Green doesn't always mean unripe
When I say green potatoes, I am referring to potatoes that have a greenish cast to their skin or a layer of green pigment under the skin or both. Of course, I have occasionally encountered green potatoes throughout my life, both in the grocery store, on my pantry shelf and in the occasional potato chip that has a greenish hue. I always believed that these off-color potatoes were just not ripe. It turns out that the problem is the exact opposite.
The potato salad that almost didn't happen
The subject came up for me recently when I was making potato salad and in the process of preparing some nice, organic red potatoes, I noticed the telltale green color under the skin, obscuring the white part of the potato. It was not just a trace of green but a coating on the whole potato—in fact on all of the potatoes.
Deadly solanine sprouts
It reminded me of a news story I had just heard about a man who ate a large quantity of potato sprouts and died from it. At the time, it was reported that there is a poison that is present in the sprouts of potatoes, called solanine, that is not found in the potato itself. Although I have always removed the “eyes” or sprouts from potatoes, I was surprised that they were actually poisonous.
After doing some research, I found that the green coating is nothing more than chlorophyll, the stuff that makes all plants green. Excessive exposure to light and heat can produce this effect. So rather than being unripe as I had thought, green potatoes are actually, in a sense, over-ripe!
Chlorophyll in potatoes signals buildup of solanine
You probably know that chlorophyll is the substance that makes plants green. In the case of green potatoes, the chlorophyll in itself is not a problem, but its presence under the skin of a potato is associated with the production of a toxin called solanine.Ingesting too much of this toxin can cause symptoms of food poisoning including nausea, diarrhea, vomiting, abdominal pain, confusion, shortness of breath, convulsions and even death.
How much does it take?
There is some controversy about how much solanine it would take to make you ill, but if you find your potatoes have a green skin or a green layer under the skin, you may want to discard them to be completely safe.
On the other hand, there are some health experts that consider it safe to remove all green parts and sprouts from the potatoes before cooking. One caveat to this approach is that, if the potato tastes bitter after cooking, the potatoes should be discarded,since that may indicate the presence of the toxin.

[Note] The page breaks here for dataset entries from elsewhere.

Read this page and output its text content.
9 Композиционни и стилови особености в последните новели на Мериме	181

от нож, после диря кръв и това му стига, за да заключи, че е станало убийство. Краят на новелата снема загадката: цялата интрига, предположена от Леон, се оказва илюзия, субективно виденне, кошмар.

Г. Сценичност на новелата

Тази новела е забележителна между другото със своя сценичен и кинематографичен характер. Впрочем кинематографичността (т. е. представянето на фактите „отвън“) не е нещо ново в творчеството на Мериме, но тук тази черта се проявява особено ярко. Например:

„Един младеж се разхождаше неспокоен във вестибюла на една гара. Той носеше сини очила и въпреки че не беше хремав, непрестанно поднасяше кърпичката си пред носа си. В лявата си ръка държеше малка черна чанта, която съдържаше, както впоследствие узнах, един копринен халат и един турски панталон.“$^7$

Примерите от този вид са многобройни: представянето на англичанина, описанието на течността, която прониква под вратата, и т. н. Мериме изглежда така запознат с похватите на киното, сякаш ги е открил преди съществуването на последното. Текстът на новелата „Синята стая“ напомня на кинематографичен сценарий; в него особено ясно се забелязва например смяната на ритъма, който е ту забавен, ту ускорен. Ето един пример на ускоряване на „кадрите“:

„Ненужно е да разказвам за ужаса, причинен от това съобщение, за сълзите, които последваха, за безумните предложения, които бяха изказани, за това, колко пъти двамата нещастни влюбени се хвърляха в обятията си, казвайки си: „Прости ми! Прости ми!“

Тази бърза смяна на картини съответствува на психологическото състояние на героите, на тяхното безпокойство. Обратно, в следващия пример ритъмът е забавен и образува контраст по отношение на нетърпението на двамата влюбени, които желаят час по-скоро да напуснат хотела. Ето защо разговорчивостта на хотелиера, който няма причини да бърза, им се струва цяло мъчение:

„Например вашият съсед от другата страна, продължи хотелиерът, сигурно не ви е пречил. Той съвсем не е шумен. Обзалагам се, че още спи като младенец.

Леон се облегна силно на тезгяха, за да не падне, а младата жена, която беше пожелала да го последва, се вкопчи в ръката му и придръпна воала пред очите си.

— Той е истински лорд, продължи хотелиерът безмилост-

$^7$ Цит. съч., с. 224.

As with any toxin, the danger is higher for children, the elderly, pregnant women and those with a compromised health status, and extra care should be taken with food fed to these groups.
Steps you can take
Here are some tips to help you avoid the potential problems that may be associated with green potatoes:
*Check for greening before you buy
*Store potatoes in a cool, dark place
*Use potatoes you buy within a few weeks
So what happened to the potato salad?
After reading numerous articles about greening, I went back to the kitchen and decided to remove all traces of green from the potatoes, and after tasting them for bitterness, I went ahead and finished making the potato salad. I just could not bear to throw away all those organic potatoes, and since I wouldn't be serving the salad to any of the vulnerable groups listed above, I was willing to take my chances.
I told my husband about the greening controversy, but he wasn't concerned and enjoyed the potato salad without any qualms. When the salad was all gone, we had suffered no ill effects from it.
I am definitely not suggesting this approach for everyone, especially if you are in one of the the high-risk groups, but after all, we had survived more than fifty years being blissfully unaware of the possible danger lurking in potato salad. Having said that, now that I know about green potatoes, I will check carefully before I buy, and store potatoes properly when I get home.